И, стоило ему это сказать, вернулась мама и попросила помочь ей с чаем – она себя, кажется, переоценила, и рук ей все-таки не хватило.
«Знакомство» и «милые» посиделки продолжились, и я не преминула спросить у мамы, как же они с Антоном – интересно, это его настоящее имя? – познакомились.
История оказалась банальной: в этом самом оздоровительном центре, куда мама так удачно получила путевку, отправили друга Антона, а тот решил, что не оставит его одного – тем более что у них с этим самым другом в городке, в котором этот центр расположился, были какие-то дела. Вот и совместили, так сказать, приятное с полезным. Познакомились они совершенно случайно: этот самый оздоравливающийся друг как-то завел разговор с маминой соседкой по комнате (причем у них после этого «разговора» закрутился роман), а та, узнав, что у него тут есть друг, возжелала познакомить с ним соседку, с которой уже подружилась. И вот тут оказалось, что они с одного города, нашлось много общих тем для разговора, и за неделю они успели подружиться. А потом мама вдруг поняла, что хватит с нее оздоровления, нехорошо дочку оставлять так надолго, тем более что непутевый муж опять куда-то надолго пропал – и новый «друг» решил отправиться вместе с ней.
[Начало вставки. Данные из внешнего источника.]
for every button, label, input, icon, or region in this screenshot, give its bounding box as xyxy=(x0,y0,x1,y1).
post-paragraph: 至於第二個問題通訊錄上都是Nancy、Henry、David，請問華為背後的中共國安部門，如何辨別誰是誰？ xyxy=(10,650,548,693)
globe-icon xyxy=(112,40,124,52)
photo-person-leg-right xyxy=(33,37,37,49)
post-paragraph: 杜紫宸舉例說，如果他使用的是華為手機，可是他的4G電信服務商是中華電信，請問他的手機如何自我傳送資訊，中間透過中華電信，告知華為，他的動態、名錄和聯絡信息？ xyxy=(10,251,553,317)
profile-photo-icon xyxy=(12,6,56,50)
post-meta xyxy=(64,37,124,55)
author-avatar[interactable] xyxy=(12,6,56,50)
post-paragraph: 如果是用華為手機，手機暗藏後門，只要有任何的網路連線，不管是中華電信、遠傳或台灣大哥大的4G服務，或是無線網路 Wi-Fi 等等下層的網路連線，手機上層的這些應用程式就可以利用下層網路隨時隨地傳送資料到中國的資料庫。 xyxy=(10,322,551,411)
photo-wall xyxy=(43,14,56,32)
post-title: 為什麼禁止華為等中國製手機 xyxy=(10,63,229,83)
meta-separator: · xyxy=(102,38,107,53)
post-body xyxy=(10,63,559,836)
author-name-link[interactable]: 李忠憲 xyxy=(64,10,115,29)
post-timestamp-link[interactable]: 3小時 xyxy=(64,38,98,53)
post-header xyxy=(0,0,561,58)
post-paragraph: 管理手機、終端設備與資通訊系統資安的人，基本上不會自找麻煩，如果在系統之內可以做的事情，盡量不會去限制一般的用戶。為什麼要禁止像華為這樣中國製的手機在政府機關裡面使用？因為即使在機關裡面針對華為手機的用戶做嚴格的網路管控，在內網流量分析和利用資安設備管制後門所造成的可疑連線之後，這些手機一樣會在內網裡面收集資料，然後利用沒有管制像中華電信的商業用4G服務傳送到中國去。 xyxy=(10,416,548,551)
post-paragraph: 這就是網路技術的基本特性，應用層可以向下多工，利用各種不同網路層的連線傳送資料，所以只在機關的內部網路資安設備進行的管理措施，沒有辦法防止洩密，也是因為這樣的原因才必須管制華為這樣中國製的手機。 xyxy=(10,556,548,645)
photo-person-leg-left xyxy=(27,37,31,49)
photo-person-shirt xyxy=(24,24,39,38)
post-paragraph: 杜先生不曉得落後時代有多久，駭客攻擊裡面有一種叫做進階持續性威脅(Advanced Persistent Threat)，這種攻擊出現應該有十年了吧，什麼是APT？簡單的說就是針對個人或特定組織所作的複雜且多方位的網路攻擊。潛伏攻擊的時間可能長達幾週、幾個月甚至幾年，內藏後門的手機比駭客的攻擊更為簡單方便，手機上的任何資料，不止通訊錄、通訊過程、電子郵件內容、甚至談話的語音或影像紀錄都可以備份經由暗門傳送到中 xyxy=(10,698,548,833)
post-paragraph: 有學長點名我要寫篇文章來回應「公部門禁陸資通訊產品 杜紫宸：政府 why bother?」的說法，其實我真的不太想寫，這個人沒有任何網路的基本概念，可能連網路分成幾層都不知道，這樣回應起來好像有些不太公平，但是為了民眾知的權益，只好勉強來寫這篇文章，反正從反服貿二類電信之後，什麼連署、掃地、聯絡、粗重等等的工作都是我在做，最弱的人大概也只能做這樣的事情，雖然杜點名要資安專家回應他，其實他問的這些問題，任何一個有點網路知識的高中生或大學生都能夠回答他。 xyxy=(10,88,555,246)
Мол, дела все уже решил, друг-товарищ скучать не будет, а он хотя бы поможет с сумками – и заодно познакомится с очаровательной дочкой Ритой, о которой мама так много рассказывала.
И судя по тому, как зарумянилась мама, рассказывая все это – разговорами дело явно не обошлось.
А потом они наперебой вспоминали веселый «прощальный» вечер, какую-то излишне резвую медсестру, экстравагантного тренера в бассейне и совершенно невероятные пункты в меню ресторана – а я чувствовала себя лишней на этом празднике жизни. Мама улыбалась, смеялась, шутила, прямо-таки сияла вся, а я только и могла, что незаметно беситься и труситься от страха, желая, чтобы человек, который смог ее так развеселить, поскорее исчез не просто из нашего дома и жизни, а и из этого мира в целом.
Ушел он, только когда на часах было десять, пообещав обязательно зайти завтра и сводить нас с мамой в его любимый ресторанчик – я солгала, что завтра остаюсь на дополнительные занятия по истории, а потом буду занята объемным заданием по алгебре. И с мамой совершенно точно случилось что-то не то, уж она должна была раскусить мою наспех придуманную ложь: она прекрасно знала, что алгебра никогда не занимает у меня больше двадцати минут.
Но она это забыла. Как и забыла то, что в этот день и в это время три года назад встречала меня с моей первой в жизни победой на международном конкурсе – и это было чем-то вроде нашего с ней маленького праздника.
Всем свойственно меняться. Только почему от этого порой так больно?
Утром следующего дня легче не стало. Мама сияла, мама щебетала о том, какой Антон замечательный человек, как же ей повезло с ним познакомиться, как же он отличается от непутевого папы…
На этих словах я резко встала из-за стола, обулась, ухватила сумку и куртку и так выскочила в коридор, едва ли не впервые не выпив перед школой кофе. Кажется, даже успела солгать маме о том, что мне нужно быть в школе раньше, только я умудрилась забыть. И она поверила, только посетовала на то, что нам так не вовремя устраивают дополнительные занятия.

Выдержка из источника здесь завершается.